When my dad retired from veterinary practice, I was concerned that he might be bored without work to occupy his time.  I needn’t have worried, because almost immediately, the cats started showing up.  They came in caravans, sometimes several at a time, arriving at his doorstep with no explanation or human hand having delivered them.  It was as if a call had sounded throughout the feral cat world:  PSSSSTTTT!  Over here!  We’ve got a retired vet with a lot of time on his hands and a great bedside manner!

Some cats were missing ears or dragging broken limbs.  Others were riddled with parasites and diseases.  Eyes wept gooey muck.  Ribs threatened to poke right through scrawny ribcages.  And slowly, methodically, my dad set out to mend them all.
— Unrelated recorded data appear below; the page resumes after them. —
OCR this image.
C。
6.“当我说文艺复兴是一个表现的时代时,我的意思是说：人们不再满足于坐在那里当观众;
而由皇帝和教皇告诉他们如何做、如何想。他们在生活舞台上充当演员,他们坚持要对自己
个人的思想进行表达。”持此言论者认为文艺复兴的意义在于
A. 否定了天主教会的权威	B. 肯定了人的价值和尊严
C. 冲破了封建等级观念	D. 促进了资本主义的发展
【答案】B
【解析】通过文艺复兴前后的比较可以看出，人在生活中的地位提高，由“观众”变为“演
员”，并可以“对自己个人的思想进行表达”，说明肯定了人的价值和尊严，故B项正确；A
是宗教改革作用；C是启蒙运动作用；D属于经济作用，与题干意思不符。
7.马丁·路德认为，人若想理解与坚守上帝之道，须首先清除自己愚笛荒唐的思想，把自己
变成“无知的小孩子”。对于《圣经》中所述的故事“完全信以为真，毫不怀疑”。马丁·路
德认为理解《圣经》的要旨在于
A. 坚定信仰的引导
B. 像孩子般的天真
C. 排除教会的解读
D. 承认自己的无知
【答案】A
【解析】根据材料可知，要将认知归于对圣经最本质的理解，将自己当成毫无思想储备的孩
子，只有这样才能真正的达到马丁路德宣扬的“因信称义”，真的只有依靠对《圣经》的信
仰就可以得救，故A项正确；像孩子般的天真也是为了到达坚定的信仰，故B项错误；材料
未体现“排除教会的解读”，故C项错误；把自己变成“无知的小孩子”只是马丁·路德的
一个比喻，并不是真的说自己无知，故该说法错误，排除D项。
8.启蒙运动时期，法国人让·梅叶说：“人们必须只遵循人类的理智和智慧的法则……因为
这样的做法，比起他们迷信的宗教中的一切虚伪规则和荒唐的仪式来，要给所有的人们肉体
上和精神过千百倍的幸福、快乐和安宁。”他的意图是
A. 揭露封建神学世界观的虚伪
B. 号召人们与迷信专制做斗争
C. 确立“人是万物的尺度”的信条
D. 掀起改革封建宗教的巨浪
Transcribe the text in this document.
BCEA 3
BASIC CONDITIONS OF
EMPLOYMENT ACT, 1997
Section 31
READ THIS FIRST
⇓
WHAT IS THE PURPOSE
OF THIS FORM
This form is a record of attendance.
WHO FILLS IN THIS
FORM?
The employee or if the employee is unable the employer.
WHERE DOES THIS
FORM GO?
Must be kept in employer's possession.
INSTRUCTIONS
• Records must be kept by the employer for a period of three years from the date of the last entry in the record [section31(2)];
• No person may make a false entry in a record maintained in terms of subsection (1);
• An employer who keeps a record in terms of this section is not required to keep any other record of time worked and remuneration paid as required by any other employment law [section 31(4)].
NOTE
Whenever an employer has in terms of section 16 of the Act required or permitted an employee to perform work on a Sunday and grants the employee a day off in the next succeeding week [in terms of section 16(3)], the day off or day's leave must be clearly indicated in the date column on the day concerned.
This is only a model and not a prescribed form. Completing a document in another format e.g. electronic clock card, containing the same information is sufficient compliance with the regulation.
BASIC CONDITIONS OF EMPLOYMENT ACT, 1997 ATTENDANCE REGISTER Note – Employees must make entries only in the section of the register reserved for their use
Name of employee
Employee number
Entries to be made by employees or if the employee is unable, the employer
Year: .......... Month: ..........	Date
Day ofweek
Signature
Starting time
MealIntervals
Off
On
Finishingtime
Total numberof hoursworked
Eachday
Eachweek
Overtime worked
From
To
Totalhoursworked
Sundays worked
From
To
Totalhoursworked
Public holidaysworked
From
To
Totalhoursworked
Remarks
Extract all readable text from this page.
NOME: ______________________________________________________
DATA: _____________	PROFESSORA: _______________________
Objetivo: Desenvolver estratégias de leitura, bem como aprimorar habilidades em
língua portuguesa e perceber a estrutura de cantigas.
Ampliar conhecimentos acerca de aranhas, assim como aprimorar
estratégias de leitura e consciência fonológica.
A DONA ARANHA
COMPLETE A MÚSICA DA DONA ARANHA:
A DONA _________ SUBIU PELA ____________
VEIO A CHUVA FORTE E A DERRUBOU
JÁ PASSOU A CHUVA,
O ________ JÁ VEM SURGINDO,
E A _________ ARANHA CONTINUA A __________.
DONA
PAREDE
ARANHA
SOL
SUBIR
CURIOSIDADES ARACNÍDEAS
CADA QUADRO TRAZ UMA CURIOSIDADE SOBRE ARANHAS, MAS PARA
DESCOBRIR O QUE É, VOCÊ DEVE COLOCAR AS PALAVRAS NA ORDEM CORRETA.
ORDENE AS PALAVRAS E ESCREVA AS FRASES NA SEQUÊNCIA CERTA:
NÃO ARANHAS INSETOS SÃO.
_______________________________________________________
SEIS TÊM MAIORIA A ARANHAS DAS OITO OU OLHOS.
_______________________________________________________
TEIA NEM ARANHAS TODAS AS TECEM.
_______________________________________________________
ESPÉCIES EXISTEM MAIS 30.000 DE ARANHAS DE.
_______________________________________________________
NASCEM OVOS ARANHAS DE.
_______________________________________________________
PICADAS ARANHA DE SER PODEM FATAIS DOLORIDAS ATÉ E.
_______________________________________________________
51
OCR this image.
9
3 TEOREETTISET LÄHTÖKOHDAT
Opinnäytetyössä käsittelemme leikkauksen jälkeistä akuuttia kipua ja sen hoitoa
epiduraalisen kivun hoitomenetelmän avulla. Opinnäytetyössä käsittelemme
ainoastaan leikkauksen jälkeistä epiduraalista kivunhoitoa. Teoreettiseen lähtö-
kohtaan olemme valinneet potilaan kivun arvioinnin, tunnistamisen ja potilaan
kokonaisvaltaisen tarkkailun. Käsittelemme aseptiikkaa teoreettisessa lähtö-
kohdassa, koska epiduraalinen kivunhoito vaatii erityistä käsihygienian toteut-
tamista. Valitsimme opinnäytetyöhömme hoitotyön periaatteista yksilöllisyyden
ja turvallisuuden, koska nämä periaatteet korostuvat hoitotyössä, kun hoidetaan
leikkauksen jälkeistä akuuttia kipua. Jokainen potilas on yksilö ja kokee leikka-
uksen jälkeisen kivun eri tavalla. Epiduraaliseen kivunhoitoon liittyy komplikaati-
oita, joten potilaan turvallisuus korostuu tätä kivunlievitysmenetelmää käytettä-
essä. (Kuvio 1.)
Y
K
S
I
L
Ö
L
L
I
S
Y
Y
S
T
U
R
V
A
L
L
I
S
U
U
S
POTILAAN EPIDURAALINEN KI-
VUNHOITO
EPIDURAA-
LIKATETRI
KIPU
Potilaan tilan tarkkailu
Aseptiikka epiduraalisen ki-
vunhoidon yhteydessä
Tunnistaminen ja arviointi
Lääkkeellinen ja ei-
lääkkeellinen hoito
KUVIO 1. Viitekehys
He fed and cleaned the cats and gave them shelter.  He still had his veterinary licence, so he could prescribe and administer any necessary meds.  He formed alliances with local veterinary clinics that would perform surgeries for the cats who needed them, and with animal adoption centres that would place the cats in new homes once they were healed.  He groomed the cats for adoption.  He named all of the black cats Jellybean, as apparently, black cats have the lowest adoption rates of all cats – the one exception being, when they are called Jellybean.

I was talking to my dad in his backyard about it all, while a rehabilitated tabby cat lazed outstretched in his arms.  My dad went on at length about how he had diagnosed the cat’s condition, ascertained just the right treatment plan and painstakingly implemented it.  His analysis was scientifically thorough and precise.  He spoke a lot of Latin.  I caught myself wondering, based on the impatience I see today, if any client would permit him to offer such a detailed explanation of the facts.   That’s when it happened:  the cat dipped backwards in my dad’s arms like a ballroom dancer, looked up at me and winked.  And I realized it didn’t matter if any human being would appreciate my dad’s artisanal style of veterinary care.  The cats had eliminated the middleman.  They were coming to him direct.

Years ago, there used to be a fearsome dog living beside the walking path that connects Distillery Street to the Millbrook Public Library.  Its menacing bark and gnashing teeth were so unnerving, even to us as dog lovers, that my kids coined the path, Barking Dog Hill.  But last winter, when the boys and I would leave the library to walk down the narrow footpath in the evenings, the dog was gone, and a different kind of guard – two identical white cats, presumably sisters – waited for us in the bushes at the top of the hill.  They would lead us down the path gingerly, brushing against our boots and purring warmly, then escort us all the way to the four corners at King Street and watch from the sidewalk until we had crossed safely to the other side.  I found myself wondering if somehow the dog days might be over and a new kind of vigil was watching over the town, softer and a little mysterious, but no less strong.

We haven’t seen those cats so far this winter.  “I don’t understand it,” I shook my head the other day as we were leaving the library.  “I don’t know where those cats came from and I don’t know where they’ve gone.”

“Cat portal,” my youngest son said matter-of-factly, pointing to the culvert at the end of Dufferin Street and the top of the path.

Well, now.  That would explain everything.